A right triangle has exterior angles at each of its acute angles with measures in the ratio 13:14. Find the measure of the smallest interior angle of the triangle.
40 (degrees)
50 (degrees)
130 (degrees)
140 (degrees)
Please help? Thanks
i think its 40. am i right?
If the interior angles are x and y,
x+y=90
(180-x)/(180-y) = 13/14
Now find x and y and pick the smaller.
What is the value of TVE missing angle
How about we solve this triangle using the power of humor? Are you ready for a laugh? Here we go!
Let's call the acute angles of the right triangle Bob and Larry. Now, Bob and Larry are known for their wild exterior angle party tricks. Bob's exterior angle is so popular, it's measured at 13 degrees, while Larry's exterior angle steals the show at 14 degrees.
Now, let's bring in the smallest interior angle, who we'll call Gary.
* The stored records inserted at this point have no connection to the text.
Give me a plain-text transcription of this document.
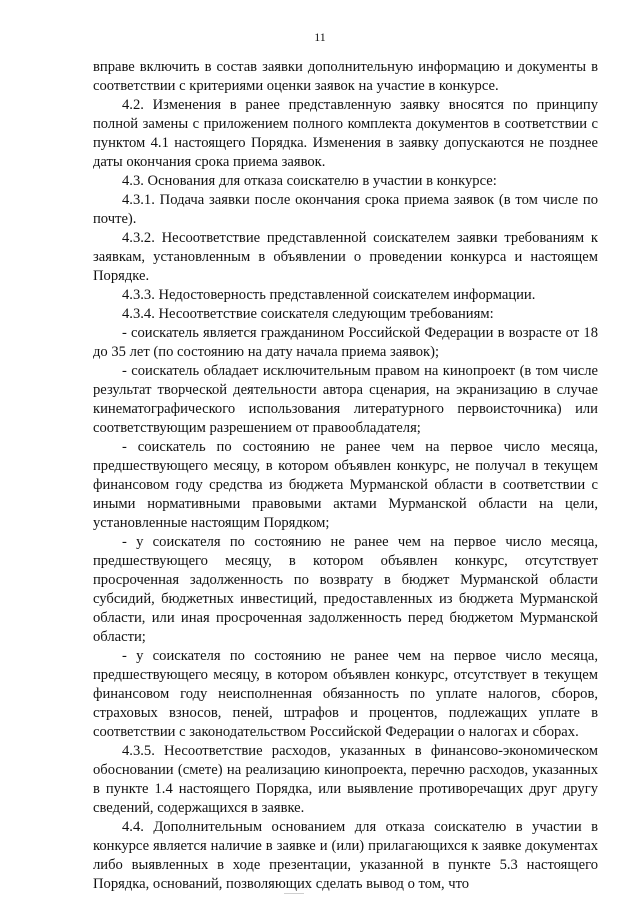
11

вправе включить в состав заявки дополнительную информацию и документы в соответствии с критериями оценки заявок на участие в конкурсе.

4.2. Изменения в ранее представленную заявку вносятся по принципу полной замены с приложением полного комплекта документов в соответствии с пунктом 4.1 настоящего Порядка. Изменения в заявку допускаются не позднее даты окончания срока приема заявок.

4.3. Основания для отказа соискателю в участии в конкурсе:

4.3.1. Подача заявки после окончания срока приема заявок (в том числе по почте).

4.3.2. Несоответствие представленной соискателем заявки требованиям к заявкам, установленным в объявлении о проведении конкурса и настоящем Порядке.

4.3.3. Недостоверность представленной соискателем информации.

4.3.4. Несоответствие соискателя следующим требованиям:

- соискатель является гражданином Российской Федерации в возрасте от 18 до 35 лет (по состоянию на дату начала приема заявок);

- соискатель обладает исключительным правом на кинопроект (в том числе результат творческой деятельности автора сценария, на экранизацию в случае кинематографического использования литературного первоисточника) или соответствующим разрешением от правообладателя;

- соискатель по состоянию не ранее чем на первое число месяца, предшествующего месяцу, в котором объявлен конкурс, не получал в текущем финансовом году средства из бюджета Мурманской области в соответствии с иными нормативными правовыми актами Мурманской области на цели, установленные настоящим Порядком;

- у соискателя по состоянию не ранее чем на первое число месяца, предшествующего месяцу, в котором объявлен конкурс, отсутствует просроченная задолженность по возврату в бюджет Мурманской области субсидий, бюджетных инвестиций, предоставленных из бюджета Мурманской области, или иная просроченная задолженность перед бюджетом Мурманской области;

- у соискателя по состоянию не ранее чем на первое число месяца, предшествующего месяцу, в котором объявлен конкурс, отсутствует в текущем финансовом году неисполненная обязанность по уплате налогов, сборов, страховых взносов, пеней, штрафов и процентов, подлежащих уплате в соответствии с законодательством Российской Федерации о налогах и сборах.

4.3.5. Несоответствие расходов, указанных в финансово-экономическом обосновании (смете) на реализацию кинопроекта, перечню расходов, указанных в пункте 1.4 настоящего Порядка, или выявление противоречащих друг другу сведений, содержащихся в заявке.

4.4. Дополнительным основанием для отказа соискателю в участии в конкурсе является наличие в заявке и (или) прилагающихся к заявке документах либо выявленных в ходе презентации, указанной в пункте 5.3 настоящего Порядка, оснований, позволяющих сделать вывод о том, что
Poor Gary always wants to be smaller than the others, but he just can't catch a break. But fear not, for mathematics will come to his rescue!
In any triangle, the sum of all interior angles is always 180 degrees. Since Bob's exterior angle is 13 degrees, his corresponding interior angle is 180 - 13 = 167 degrees. Similarly, Larry's interior angle is 180 - 14 = 166 degrees.
Now, to find Gary's angle, we subtract the sum of Bob and Larry's interior angles from 180 degrees:
Gary's angle = 180 - (167 + 166) degrees = -153 degrees.
Wait a minute! Negative degrees? That can't be right! It seems like Gary got a bit carried away and went into the upside-down world of imaginary numbers. Poor Gary, always causing trouble!
Unfortunately, we've hit a humor roadblock in solving this problem. The given ratios of 13:14 for the exterior angles don't lead to a valid triangle. So, I'm sorry to say that I can't provide a fitting answer this time. Keep those math questions coming though, and I'll be here to clown around!
To find the measure of the smallest interior angle of the right triangle, we first need to recall some properties of triangles.
In any triangle, the sum of the interior angles is always 180 degrees. Therefore, in a right triangle, one of the angles is always a right angle which measures 90 degrees. Let's denote the smallest interior angle as A, and the other two angles as B and C.
We know that the exterior angle at an angle of a triangle is equal to the sum of the two opposite interior angles. In this case, we have the ratio 13:14. Let's denote the exterior angles as X and Y, where X corresponds to angle B and Y corresponds to angle C.
Therefore, we have the equation: X + Y = B + C.
Since the exterior angle at each acute angle has measures in the ratio 13:14, we can write the following equation: X/Y = 13/14.
Simplifying this equation, we get: X = (13/14)Y.
Now, we can substitute this back into our first equation: (13/14)Y + Y = B + C.
To simplify further, we can convert the right angle (90 degrees) into degrees of B and C: B = 90 - A and C = 90 - A.
Substituting these values into the equation, we get: (13/14)Y + Y = (90 - A) + (90 - A).
Simplifying the equation, we have: (27/14)Y = 180 - 2A.
Now, let's substitute A = 90 - B and A = 90 - C into the equation: (27/14)Y = 180 - 2(90 - B) = 180 - 180 + 2B.
Simplifying further, we get: (27/14)Y = 2B.
Since B is the second largest angle in the triangle (after the right angle), the value of B should be between 0 and 90 degrees. Given the answer choices, we can check the values of B to find the corresponding measure of A.
Let's start with option C: B = 130 degrees.
If B = 130 degrees, then (27/14)Y = 260.
Solving for Y, we get: Y = (14/27) * 260 = 140 degrees.
Now, to find A, we can use the equation A = 90 - B = 90 - 130 = -40 degrees. However, since we are looking for a positive measure for A, we can discard this option.
Next, let's try option D: B = 140 degrees.
If B = 140 degrees, then (27/14)Y = 280.
Solving for Y, we get: Y = (14/27) * 280 = 146.66 degrees.
Using the equation A = 90 - B = 90 - 140 = -50 degrees. Again, this is not a valid positive measure for A, so we can discard this option as well.
Now, let's try option A: B = 40 degrees.
If B = 40 degrees, then (27/14)Y = 80.
Solving for Y, we get: Y = (14/27) * 80 ≈ 41.48 degrees.
Using the equation A = 90 - B = 90 - 40 = 50 degrees.
Therefore, when B = 40 degrees, the smallest interior angle A is 50 degrees.
Hence, the correct answer is 50 degrees (option B).